Higher PD-L1 expression was associated with improved survival outcomes among the 78% of patients for whom PD-L1 status was detectable. “PD-L1 emerged as a clear predictive factor for the benefit from nivolumab treatment,” said Paz-Ares.

In PD-L1—positive patients (PD-L1 expression on ≥1% of tumor cells), median OS was improved by 41% among 123 individuals treated with nivolumab versus 123 patients who received docetaxel (median OS = 17.2 months vs 9.0 months; HR = 0.59).

The OS benefit continued to rise as PD-L1 levels increased. The reduction in the risk of death was 57% (median OS = 18.2 months) and 60% (median OS = 19.4 months) for patients expressing PD-L1 on ≥5% and ≥10% of their tumor cells, respectively.

The researchers did not observe a similar OS benefit among patients with low or undetectable PD-L1 levels. Median OS was 10.4, 9.7, and 9.9 months among patients with PD-L1 expression levels <1%, <5%, and <10%, respectively.

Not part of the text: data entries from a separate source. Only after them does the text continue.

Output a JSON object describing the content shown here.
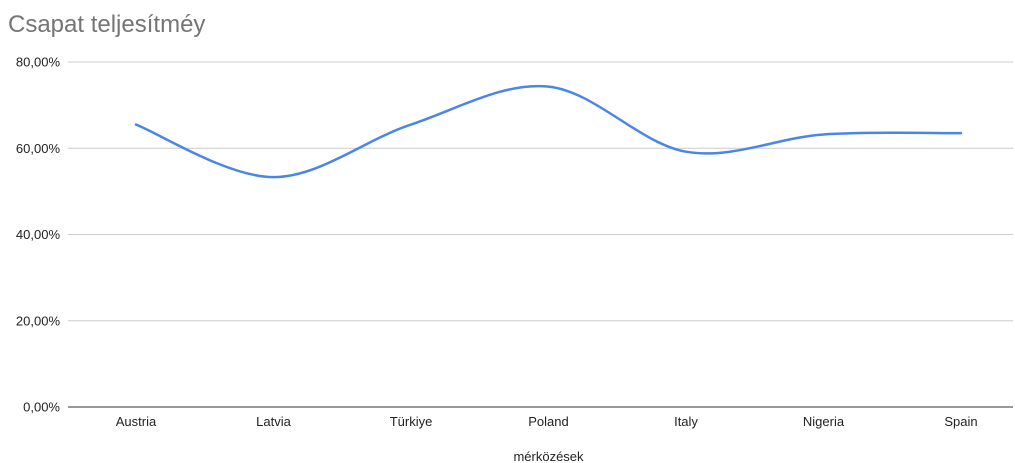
{
  "chart_data": {
    "type": "line",
    "title": "Csapat teljesítméy",
    "xlabel": "mérközések",
    "ylabel": "",
    "categories": [
      "Austria",
      "Latvia",
      "Türkiye",
      "Poland",
      "Italy",
      "Nigeria",
      "Spain"
    ],
    "series": [
      {
        "values": [
          65.5,
          53.3,
          65.5,
          74.3,
          59.2,
          63.2,
          63.5
        ],
        "color": "#4a86e8"
      }
    ],
    "ylim": [
      0,
      80
    ],
    "yticks": [
      0,
      20,
      40,
      60,
      80
    ],
    "ytick_labels": [
      "0,00%",
      "20,00%",
      "40,00%",
      "60,00%",
      "80,00%"
    ],
    "grid": true,
    "legend": "none",
    "smooth": true
  }
}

“The CheckMate-057 results represent progress toward establishing a new standard of care that may replace docetaxel in PD-L1 expressers,” said Paz-Ares in a statement.

___________________________________________________________________________

Paz-Ares LG, Horn L, Borghaei H, et al. Phase III, randomized trial (CheckMate 057) of nivolumab (NIVO) versus docetaxel (DOC) in advanced non-squamous cell (non-SQ) non-small cell lung cancer (NSCLC). J Clin Oncol. 2015;33 (suppl; abstr LBA109).